Ya cheque el voltaje, soldaduras, cables, conecciones y no hay falla. Los cis y transistores tampoco tienen falla.


----------



## DOSMETROS (Oct 21, 2017)

[Humor ON]

Si nada tiene falla ese equipo necesita un Brujo ?

[Humor OFF]

Potenciómetros ?


----------



## Pablo LB (Oct 21, 2017)

Buenas, yo creo que está fallando el IC9, el integrado que se encarga de conmutar entre canal limpio y saturado.

Saludos.


----------



## Molotov3x (Oct 23, 2017)

Pablo LB dijo:


> Buenas, yo creo que está fallando el IC9, el integrado que se encarga de conmutar entre canal limpio y saturado.
> 
> Saludos.



Ahora que lo mencionas, es cierto. El canal de distorcion si se escucha pero muuuy bajo y el canal limpio ya no se escucha absolutamente nada. Voy a volver a revisar ese integrado. Gracias!


----------



## Aoleta (Abr 24, 2021)

Tengo el mismo detalle pero con el *M*arshall mg102cfx*,* se escucha bajito pero cuando conecto el cable del celular al conector mp3 suena normal, solo sucede cuando conecto la guitarra.


----------



## Fogonazo (Abr 24, 2021)

Aoleta dijo:


> Tengo el mismo detalle pero con el *M*arshall mg102cfx*,* se escucha bajito pero cuando conecto el cable del celular al conector mp3 suena normal, solo sucede cuando conecto la guitarra.


¿ Circuito ?


----------



## Aoleta (Abr 24, 2021)

Que parte del circuito seria?


----------



## DOSMETROS (Abr 24, 2021)

Todo ! Diagrama , circuito completo . . .  cómo el del mensaje #2 , pero de tu modelo


----------



## Aoleta (Abr 24, 2021)

Este es el modelo más parecido


----------



## Fogonazo (Abr 24, 2021)

Aoleta dijo:


> Este es el modelo más parecido


El jack de entrada de guitarra posee múltiples contactos y derivaciones, revisa si todos lo hacen correctamente.
Posiblemente necesites una lupa para poder ver si los contactos cumplen con su cometido


----------



## emilio177 (Abr 24, 2021)

Pones una foto de la parte de entrada guitarra  suele soltarse dañarse quebrarse rajarse soldadura fría ..
Luego revisa voltaje de IC4


----------



## Aoleta (Abr 24, 2021)

El ic4 que valores me debe de dar y en valor lo mido
Revise el ic9 y ic12 en como continuidad y las tres terminales hace el pitido


----------



## Fogonazo (Abr 24, 2021)

Aoleta dijo:


> Ver el archivo adjunto 266392
> El ic4 que valores me debe de dar y en valor lo mido
> Revise el ic9 y ic12 en como continuidad y las tres terminales hace el pitido


¿ Estas seguro que ese es el jack de guitarra ?, ahí aparecen 2 conexiones pero en el circuito figuran muchas mas.

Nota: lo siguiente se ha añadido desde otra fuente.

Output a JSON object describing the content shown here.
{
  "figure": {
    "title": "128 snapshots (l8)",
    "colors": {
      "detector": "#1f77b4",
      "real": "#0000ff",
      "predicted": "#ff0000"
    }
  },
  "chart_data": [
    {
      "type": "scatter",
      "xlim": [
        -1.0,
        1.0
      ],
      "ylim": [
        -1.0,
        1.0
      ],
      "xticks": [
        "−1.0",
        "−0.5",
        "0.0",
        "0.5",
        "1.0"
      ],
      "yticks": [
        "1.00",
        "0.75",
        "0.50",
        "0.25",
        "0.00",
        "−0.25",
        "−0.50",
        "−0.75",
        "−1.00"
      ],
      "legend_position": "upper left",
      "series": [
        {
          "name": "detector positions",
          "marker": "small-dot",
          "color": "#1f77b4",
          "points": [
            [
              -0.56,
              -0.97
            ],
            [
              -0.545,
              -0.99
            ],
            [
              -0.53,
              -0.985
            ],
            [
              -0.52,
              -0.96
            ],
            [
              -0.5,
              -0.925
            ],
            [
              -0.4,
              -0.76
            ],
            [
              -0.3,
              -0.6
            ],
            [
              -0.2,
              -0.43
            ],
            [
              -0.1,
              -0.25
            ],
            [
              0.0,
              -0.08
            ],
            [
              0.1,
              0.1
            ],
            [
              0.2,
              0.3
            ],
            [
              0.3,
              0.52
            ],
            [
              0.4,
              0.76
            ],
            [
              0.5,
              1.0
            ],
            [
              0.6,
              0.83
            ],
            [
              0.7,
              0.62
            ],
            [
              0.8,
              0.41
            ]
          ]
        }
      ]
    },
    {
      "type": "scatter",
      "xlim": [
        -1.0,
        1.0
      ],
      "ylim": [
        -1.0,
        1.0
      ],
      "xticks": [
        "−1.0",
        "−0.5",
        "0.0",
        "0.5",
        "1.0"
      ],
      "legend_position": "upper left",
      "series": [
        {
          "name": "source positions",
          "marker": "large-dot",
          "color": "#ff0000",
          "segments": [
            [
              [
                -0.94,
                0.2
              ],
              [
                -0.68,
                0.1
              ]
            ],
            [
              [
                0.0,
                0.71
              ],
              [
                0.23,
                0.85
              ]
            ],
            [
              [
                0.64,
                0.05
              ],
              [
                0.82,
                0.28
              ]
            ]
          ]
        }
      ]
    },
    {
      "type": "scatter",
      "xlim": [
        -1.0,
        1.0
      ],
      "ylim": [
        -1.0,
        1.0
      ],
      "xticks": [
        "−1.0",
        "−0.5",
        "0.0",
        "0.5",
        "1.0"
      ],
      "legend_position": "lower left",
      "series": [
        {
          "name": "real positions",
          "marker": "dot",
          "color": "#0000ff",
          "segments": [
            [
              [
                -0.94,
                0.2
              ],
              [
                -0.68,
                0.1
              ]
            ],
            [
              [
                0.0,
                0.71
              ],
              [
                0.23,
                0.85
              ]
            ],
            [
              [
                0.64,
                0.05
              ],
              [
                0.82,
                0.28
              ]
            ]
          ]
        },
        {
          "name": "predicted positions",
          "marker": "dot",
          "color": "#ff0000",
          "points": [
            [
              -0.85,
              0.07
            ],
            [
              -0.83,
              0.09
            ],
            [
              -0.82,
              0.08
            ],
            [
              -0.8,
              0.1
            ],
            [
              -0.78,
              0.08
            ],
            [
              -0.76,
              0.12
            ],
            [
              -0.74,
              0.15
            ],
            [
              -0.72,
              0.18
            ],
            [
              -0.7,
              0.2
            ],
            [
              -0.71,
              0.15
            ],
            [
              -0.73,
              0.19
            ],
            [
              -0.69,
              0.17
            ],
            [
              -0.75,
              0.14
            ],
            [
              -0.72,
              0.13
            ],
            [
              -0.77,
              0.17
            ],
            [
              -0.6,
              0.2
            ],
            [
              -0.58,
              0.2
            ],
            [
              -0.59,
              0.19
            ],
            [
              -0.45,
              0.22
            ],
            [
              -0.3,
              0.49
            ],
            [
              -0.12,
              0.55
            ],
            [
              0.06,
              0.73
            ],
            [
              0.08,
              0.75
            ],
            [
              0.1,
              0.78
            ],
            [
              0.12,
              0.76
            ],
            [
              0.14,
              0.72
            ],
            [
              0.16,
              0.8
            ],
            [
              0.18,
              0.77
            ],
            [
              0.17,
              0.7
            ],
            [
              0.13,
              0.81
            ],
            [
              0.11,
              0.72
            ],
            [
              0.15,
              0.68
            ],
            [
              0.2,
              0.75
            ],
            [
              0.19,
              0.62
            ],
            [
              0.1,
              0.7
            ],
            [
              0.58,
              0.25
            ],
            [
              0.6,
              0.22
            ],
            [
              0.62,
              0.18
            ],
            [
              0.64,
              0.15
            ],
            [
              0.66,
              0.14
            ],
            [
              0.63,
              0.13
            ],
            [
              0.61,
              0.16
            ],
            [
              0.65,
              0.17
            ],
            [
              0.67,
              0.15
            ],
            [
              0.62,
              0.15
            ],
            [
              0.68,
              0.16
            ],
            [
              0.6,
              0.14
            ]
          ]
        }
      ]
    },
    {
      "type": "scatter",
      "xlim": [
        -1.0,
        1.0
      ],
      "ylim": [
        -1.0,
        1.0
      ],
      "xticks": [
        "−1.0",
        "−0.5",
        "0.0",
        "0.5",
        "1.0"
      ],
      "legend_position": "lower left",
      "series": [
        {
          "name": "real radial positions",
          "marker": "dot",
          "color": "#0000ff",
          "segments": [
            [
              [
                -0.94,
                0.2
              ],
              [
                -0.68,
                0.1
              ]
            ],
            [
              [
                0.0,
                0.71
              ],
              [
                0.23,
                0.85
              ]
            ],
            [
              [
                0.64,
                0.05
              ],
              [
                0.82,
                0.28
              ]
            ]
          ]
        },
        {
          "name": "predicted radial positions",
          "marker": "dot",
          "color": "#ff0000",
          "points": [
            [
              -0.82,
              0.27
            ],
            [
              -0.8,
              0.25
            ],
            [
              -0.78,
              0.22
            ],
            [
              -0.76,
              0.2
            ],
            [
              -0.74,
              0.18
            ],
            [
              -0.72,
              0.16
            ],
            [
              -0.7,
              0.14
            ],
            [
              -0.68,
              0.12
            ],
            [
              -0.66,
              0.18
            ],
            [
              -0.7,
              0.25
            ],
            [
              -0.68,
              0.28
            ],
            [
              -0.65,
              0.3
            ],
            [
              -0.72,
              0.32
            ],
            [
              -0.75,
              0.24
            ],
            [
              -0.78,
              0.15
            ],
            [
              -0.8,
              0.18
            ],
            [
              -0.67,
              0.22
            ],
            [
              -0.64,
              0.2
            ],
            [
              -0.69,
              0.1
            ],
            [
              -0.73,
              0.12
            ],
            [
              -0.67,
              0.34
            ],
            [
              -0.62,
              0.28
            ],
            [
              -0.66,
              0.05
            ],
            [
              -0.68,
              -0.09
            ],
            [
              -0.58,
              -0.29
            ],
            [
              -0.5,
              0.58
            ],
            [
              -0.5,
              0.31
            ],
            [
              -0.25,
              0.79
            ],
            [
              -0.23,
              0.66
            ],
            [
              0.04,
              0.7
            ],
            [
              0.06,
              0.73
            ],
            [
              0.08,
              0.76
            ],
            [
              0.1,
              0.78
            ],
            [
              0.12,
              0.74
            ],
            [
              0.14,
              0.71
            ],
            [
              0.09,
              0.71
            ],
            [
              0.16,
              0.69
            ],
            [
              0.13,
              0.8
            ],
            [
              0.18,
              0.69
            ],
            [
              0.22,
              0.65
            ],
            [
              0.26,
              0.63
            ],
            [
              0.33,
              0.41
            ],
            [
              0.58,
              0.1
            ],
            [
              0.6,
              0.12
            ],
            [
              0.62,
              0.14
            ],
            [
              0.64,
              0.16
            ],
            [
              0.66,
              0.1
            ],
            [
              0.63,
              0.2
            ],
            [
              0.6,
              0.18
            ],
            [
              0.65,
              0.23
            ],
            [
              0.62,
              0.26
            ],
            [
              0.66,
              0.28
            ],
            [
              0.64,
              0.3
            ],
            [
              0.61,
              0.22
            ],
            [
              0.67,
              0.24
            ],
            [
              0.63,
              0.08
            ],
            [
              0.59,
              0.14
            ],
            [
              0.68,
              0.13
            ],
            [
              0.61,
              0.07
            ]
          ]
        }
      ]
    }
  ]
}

Me mides en cualquier sitio continuidad, podrías dañar el multímetro o el circuito.


----------



## Aoleta (Abr 24, 2021)

Si a si viene el jack por dentro y se me hace raro por que viene montado en una placa y no como los otros amplificadores.


----------



## emilio177 (Abr 24, 2021)

Lo siento... yo me bajo de la moto... veo que tu nivel es demasiado bajo... pretender repararlo podría dañar y al final te va a salir mas caro la reparación..... 
Contrate  los servicios de un especialista...


----------



## switchxxi (Abr 24, 2021)

Aoleta dijo:


> Tengo el mismo detalle pero con el *M*arshall mg102cfx*,* se escucha bajito pero cuando conecto el cable del celular al conector mp3 suena normal, solo sucede cuando conecto la guitarra.



No veo porque dudar del amplificador y no de la guitarra y/o del cable. Prueba con otra guitarra o tu guitarra en otro amplificador para descartarla de la ecuación, lo mismo con el cable.


----------



## Aoleta (Abr 24, 2021)

Ya se hizo y funciona bien en otro equipo


----------